Prettiest Arch in JTNP??

Well, I'll get a lot of argument about this one! Scorpius Arch would get a lot of votes (see my header photo) and might be the popular winner, although because of its east JT location, it's not seen by many tourists. Garretts Arch would get some votes. It's the largest arch in Joshua Tree National Park, but in my opinion, it doesn't photograph well. Majestic Arch will absolutely take your breath away, but it's very difficult to get to and very few have seen it up close. Shadow ArchMystery Arch, and Lost Arch are all good candidates. And there are so many others! But my vote goes to Ojo Oro Arch. It's got classic good looks, nice proportions, and photographs beautifully. It's remote and hard enough to find that it keeps the riff raff away. So why haven't I posted about Ojo Oro? I have no idea. I've hiked to it a few times, but as I search my blog for Ojo Oro, nothing comes up. Really?? That's a big oversite!

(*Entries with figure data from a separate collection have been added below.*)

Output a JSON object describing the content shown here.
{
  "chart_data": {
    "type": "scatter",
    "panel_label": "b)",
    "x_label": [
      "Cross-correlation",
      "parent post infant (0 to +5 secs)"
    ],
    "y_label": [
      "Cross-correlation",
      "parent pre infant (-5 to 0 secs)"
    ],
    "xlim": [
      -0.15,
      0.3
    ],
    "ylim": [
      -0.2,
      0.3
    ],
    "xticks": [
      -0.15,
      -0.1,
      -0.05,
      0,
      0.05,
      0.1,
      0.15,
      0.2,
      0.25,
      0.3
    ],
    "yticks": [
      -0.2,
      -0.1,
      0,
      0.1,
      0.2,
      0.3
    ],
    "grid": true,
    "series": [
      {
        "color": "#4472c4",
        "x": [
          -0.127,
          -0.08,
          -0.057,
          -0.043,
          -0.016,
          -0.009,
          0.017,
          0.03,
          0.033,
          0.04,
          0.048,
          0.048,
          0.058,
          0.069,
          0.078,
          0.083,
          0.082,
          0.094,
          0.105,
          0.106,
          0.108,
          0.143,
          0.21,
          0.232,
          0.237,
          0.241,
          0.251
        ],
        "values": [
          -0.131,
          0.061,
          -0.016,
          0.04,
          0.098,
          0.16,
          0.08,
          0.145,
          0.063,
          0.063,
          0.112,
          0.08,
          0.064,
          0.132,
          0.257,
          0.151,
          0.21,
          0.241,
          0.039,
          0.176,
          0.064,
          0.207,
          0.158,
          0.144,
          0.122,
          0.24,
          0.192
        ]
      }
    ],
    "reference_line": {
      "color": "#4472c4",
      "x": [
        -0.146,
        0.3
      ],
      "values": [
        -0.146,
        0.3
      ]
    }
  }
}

It's an absolutely gorgeous day for a hike, with clouds overhead and the Coxcomb Mountains off to the left. It doesn't get much better than this!

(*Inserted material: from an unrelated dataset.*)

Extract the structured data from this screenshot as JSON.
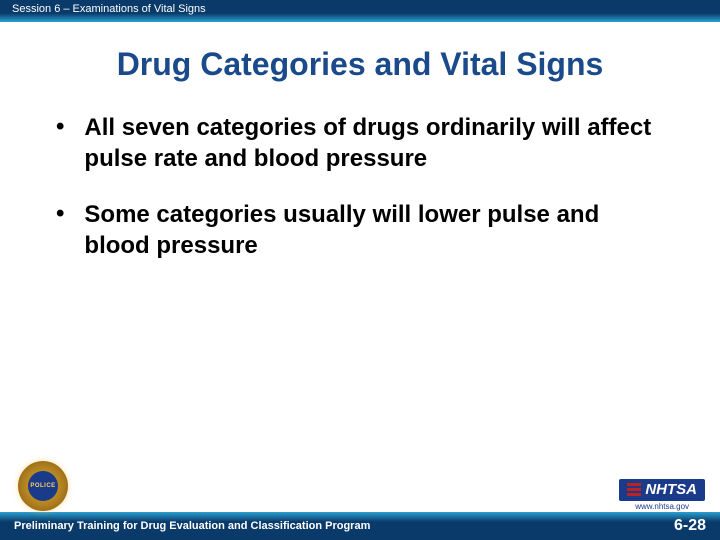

I'm pretty far along on my hike to Ojo Oro Arch when I come across this fire ring. It looks old, but not historically significant old.

In an area of Joshua Tree known for it's weirdly eroded rock formations, this area doesn't disappoint. I think there may be more arches per mile hiked in this area than just about anywhere!








But my apologies for the digression. We're looking for Ojo Oro Arch, right!!? So easy (and fun) to get side tracked out in this area.

Ah ha, there it is. Do you see it?? Almost dead center in the photo. Let's get closer...

Can't miss it now. Isn't it a beauty? A relatively large, open arch. Close to the ground but easy to get blue sky through the opening for dramatic photos.




Some arches only look good from one side, but Ojo Oro looks good from the opposite ("backside") direction as well.
 
The camera was clicking furiously on the hike back to the car. I'll just share a couple of my favorites, so as not to wear out my welcome!
Yet another arch.

Wizard cap?


This post has got me thinking about all the arch photos I've taken over the years, and the opportunity to perhaps publish a calendar or photo book of some kind. Sound like a good new years resolution for 2021?
 
Thanks for stopping by. Stay safe and stay healthy!